Third District Judge Leonard H. Russon Friday took under advisement a motion to dismiss a civil suit brought by several businesses charging Salt Lake City's sexually oriented business ordinance is unconsti-tutional.

The plaintiffs, including three escort services, the Utah Dancers Association and other adult businesses, filed suit May 1 demanding that the ordinance be declared unconstitutional and not be enforced.During arguments on several motions before the court, attorneys for the businesses contended the ordinance, passed by the City Council in April and facing almost continual controversy since, is too restrictive.

Some sexually oriented businesses are currently operating in compliance with the ordinance, but Russon in May issued a restraining order on the law, voiding its jurisdiction over the plaintiffs in the suit.

Dancers, models and escort services - some of whom may conduct parts of their business in stages of undress while using sexually explicit language - are guarded by First Amendment rights to freedom of expression and freedom of association, the plaintiffs argued.

But by requiring $230 in licensing fees and other demands, the ordinance is overly burdensome, the businesses said. For example, the ordinance requires licensed nude dancers to wait 36 hours after scheduling an appearance before meeting with a client.

"If they told that to famous artists throughout history, they would laugh in their face," plaintiffs' attorney Stephen Cook said. "This is a threat to freedom of expression."
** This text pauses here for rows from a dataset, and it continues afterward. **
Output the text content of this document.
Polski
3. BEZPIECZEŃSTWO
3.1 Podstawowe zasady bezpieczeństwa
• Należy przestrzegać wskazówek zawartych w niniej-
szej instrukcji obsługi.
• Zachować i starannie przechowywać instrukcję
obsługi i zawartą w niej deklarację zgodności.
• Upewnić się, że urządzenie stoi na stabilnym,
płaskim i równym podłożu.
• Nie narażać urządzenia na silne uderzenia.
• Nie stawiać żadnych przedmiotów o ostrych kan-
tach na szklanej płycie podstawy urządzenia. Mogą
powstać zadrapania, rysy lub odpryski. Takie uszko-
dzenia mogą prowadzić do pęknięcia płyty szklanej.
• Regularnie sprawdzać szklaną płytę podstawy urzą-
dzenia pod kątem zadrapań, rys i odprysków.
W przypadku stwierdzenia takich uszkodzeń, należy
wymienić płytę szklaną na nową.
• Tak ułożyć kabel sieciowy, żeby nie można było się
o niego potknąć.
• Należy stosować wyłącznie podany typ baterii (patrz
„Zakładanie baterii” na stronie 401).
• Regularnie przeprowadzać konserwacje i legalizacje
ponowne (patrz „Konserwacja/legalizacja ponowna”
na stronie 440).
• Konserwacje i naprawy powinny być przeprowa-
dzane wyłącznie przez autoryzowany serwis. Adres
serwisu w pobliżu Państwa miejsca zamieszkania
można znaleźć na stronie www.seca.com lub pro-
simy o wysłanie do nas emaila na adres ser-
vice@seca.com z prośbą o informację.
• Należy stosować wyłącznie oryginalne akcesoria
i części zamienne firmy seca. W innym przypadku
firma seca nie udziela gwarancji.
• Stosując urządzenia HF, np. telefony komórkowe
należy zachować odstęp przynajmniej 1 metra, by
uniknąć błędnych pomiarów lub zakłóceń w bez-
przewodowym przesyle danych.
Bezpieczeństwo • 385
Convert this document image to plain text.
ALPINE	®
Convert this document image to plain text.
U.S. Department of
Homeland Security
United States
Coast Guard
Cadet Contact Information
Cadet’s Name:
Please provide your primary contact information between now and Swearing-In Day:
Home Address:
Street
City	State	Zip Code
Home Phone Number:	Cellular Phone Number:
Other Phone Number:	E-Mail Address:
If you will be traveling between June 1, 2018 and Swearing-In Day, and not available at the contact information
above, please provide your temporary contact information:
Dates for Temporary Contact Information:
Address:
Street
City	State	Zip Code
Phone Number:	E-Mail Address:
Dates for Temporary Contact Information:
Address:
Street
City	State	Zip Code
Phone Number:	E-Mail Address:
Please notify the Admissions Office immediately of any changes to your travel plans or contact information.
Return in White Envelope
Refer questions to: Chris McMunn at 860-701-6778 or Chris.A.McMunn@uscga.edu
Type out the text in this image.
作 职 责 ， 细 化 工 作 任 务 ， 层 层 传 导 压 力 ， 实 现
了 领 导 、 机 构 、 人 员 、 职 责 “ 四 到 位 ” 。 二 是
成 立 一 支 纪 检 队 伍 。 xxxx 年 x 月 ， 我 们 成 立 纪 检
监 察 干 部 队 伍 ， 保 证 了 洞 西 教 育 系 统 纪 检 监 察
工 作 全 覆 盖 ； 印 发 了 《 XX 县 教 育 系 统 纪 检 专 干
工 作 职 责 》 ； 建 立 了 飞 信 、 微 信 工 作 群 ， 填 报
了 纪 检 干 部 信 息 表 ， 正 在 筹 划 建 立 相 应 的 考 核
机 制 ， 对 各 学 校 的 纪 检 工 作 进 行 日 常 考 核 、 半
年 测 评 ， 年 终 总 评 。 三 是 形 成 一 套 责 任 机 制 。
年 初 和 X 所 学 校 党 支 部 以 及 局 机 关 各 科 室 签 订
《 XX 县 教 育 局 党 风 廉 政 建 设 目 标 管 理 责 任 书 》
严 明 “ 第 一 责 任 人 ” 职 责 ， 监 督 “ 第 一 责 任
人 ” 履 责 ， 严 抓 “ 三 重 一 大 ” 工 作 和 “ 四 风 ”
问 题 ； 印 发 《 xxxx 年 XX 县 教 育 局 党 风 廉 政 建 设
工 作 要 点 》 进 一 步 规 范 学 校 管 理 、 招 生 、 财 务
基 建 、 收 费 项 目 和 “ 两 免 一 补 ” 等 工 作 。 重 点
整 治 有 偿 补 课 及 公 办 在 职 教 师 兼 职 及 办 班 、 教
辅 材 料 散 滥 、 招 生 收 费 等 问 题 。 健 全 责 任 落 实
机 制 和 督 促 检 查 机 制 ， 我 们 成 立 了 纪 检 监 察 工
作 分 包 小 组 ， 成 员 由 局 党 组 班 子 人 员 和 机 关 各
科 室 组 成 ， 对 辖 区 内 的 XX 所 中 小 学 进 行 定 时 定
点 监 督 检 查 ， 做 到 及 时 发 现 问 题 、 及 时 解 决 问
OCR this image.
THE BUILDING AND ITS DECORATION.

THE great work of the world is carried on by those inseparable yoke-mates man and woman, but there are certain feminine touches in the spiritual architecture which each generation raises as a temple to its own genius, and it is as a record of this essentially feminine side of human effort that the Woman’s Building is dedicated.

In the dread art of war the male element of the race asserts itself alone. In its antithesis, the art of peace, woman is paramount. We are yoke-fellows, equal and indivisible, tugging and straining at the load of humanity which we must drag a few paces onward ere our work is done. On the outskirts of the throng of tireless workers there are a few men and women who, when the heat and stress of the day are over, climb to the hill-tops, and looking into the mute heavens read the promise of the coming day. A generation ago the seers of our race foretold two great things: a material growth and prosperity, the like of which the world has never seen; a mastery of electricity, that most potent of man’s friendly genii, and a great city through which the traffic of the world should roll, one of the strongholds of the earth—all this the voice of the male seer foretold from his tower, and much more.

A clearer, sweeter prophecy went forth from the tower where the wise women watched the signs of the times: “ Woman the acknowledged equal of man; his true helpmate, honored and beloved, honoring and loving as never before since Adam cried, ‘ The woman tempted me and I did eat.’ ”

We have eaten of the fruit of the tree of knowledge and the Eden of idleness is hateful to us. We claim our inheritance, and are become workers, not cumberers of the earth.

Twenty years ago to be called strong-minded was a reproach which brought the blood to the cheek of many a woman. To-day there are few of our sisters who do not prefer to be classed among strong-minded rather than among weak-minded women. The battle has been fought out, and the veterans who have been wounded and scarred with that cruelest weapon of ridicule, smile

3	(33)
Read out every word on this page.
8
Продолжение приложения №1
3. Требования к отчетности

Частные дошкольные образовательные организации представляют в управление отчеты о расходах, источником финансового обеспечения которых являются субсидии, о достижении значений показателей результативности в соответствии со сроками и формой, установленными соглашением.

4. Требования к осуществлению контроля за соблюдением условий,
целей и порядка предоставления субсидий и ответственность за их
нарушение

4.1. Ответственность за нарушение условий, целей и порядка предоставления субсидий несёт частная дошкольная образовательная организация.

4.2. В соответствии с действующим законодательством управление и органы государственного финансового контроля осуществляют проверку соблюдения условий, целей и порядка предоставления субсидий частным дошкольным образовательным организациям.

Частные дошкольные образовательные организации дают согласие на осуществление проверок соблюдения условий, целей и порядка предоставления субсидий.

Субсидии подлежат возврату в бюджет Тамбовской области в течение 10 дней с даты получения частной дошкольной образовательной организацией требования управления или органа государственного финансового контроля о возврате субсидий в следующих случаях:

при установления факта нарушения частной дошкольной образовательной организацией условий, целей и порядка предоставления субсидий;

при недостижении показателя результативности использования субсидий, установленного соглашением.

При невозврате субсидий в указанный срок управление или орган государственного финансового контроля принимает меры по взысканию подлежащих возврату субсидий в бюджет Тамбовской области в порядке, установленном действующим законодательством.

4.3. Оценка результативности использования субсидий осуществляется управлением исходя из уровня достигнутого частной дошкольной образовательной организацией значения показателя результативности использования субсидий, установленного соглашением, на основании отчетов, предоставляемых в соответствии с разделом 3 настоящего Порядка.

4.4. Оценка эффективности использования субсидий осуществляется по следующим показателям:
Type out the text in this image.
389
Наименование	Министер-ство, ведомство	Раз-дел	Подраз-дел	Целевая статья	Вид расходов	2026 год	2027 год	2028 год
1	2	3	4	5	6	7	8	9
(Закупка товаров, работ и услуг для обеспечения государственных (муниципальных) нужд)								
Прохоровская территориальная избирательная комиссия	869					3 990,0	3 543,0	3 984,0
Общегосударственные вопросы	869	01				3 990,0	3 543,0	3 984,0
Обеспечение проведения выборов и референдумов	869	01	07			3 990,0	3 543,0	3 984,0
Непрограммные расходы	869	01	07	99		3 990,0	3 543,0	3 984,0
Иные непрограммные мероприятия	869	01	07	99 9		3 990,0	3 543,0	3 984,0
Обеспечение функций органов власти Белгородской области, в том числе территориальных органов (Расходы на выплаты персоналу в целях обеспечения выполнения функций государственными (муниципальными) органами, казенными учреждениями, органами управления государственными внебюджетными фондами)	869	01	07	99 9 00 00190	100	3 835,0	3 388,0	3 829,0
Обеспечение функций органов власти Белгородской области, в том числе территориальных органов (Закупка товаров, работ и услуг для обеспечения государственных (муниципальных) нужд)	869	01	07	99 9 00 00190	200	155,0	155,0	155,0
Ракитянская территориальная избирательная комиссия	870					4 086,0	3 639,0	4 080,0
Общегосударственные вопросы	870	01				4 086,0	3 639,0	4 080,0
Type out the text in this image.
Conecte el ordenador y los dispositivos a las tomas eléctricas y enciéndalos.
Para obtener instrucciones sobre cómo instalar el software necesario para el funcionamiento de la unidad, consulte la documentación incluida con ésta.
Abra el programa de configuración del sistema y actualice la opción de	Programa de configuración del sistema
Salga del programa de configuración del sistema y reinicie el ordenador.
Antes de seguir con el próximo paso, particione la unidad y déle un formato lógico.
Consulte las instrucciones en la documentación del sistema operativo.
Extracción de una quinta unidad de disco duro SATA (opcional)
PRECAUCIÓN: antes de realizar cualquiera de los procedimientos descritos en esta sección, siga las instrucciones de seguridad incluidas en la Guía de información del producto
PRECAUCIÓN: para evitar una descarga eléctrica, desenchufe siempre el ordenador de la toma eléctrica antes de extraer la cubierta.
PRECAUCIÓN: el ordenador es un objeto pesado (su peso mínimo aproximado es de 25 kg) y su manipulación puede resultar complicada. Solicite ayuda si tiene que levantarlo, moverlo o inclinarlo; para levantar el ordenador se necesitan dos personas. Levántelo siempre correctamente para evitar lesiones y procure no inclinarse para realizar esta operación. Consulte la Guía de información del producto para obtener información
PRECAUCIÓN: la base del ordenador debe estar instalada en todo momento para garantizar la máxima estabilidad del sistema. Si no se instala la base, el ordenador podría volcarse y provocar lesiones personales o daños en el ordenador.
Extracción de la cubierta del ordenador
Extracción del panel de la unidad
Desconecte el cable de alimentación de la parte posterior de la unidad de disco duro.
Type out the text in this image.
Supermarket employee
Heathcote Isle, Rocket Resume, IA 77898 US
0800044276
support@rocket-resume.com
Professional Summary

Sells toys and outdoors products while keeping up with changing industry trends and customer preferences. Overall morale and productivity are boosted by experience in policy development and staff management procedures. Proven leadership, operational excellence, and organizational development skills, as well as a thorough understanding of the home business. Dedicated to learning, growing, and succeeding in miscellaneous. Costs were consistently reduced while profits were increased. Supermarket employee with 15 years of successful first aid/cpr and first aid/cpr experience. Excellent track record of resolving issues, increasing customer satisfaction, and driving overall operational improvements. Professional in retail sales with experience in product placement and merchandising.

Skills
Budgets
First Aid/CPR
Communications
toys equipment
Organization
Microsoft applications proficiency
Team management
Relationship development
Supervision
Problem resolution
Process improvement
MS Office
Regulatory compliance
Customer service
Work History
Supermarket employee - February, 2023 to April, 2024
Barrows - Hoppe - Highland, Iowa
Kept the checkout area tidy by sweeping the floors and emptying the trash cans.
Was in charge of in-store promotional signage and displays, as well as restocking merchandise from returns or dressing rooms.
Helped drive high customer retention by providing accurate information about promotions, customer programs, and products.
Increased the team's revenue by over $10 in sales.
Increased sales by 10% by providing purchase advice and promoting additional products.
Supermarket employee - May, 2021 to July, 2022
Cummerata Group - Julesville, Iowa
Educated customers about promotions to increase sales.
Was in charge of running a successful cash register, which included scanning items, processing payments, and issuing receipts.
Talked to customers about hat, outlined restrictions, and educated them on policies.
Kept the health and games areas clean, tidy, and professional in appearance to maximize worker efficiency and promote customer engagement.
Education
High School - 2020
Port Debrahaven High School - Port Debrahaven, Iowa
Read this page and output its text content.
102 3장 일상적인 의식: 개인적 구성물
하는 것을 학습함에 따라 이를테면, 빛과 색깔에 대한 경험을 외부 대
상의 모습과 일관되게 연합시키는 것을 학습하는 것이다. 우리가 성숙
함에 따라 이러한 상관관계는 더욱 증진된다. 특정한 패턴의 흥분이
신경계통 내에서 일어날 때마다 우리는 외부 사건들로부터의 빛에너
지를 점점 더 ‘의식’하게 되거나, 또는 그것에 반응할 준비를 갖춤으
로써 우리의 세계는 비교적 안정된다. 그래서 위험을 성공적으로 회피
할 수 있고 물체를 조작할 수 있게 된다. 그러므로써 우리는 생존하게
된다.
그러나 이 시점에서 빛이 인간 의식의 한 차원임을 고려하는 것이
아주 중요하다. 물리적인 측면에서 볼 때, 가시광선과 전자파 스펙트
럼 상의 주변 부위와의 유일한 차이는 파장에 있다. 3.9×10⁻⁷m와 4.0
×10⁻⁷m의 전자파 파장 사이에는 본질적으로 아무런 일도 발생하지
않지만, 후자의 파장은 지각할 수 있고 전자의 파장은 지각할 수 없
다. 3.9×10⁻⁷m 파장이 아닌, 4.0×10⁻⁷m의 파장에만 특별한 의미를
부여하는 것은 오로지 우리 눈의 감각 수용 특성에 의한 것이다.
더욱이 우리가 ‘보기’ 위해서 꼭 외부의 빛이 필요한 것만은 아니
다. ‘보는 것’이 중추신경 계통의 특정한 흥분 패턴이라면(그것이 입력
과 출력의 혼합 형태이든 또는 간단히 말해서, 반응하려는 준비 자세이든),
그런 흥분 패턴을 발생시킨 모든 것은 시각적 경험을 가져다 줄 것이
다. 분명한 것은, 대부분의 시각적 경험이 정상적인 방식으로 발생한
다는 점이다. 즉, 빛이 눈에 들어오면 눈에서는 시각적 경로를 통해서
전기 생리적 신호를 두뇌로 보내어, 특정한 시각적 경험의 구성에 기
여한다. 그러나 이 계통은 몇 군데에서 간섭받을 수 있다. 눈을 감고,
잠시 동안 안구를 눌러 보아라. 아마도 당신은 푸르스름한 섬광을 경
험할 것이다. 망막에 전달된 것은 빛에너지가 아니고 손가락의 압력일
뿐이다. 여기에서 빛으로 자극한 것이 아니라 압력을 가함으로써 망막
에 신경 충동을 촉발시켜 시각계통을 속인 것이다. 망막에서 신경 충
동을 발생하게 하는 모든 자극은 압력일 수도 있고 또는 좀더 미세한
But Assistant City Attorney Bruce Baird argued the ordinance imposes reasonable regulations on sexually oriented businesses to protect the city from "the obvious next step," prostitution.

The $230 fee is only an "incidental regulatory costs" not unlike fees placed on other businesses and the 36 hour time regulation does not prohibit, it only regulates, licensed dancers from dancing nude.

Without the ordinance, performers would be "dancing naked in the courtroom," Baird said.

Plaintiffs and the city agreed the suit only was a "facial attack," or one in which the plaintiffs were challenging the purpose of the ordinance, not a specific, inappropriate enforcement of the law.

But Baird argued that the U.S. Supreme Court has ruled that such attacks in First Amendment situations are only valid in "core First Amendment questions," such as freedom of press.

The right to nude dancing is not analogous to freedom of speech, he said.

"Let's face it, no one is going to send their children off to war to defend the rights of escorts to go out on paid dates," Baird told the court.

But the plaintiffs' co-council, Jerome Mooney, argued sexually oriented entertainment was protected by the First Amendment and a facial attack was necessary to prevent speech privileges from being trampled by the city.

Additionally, the businesses argued the ordinance could be construed to affect nurses and home-care givers who would be viewed as escorts under the ordinance.

"I can tell you now the city will never . . . attempt to apply the (sexually oriented business) ordinance to nurses," Baird countered.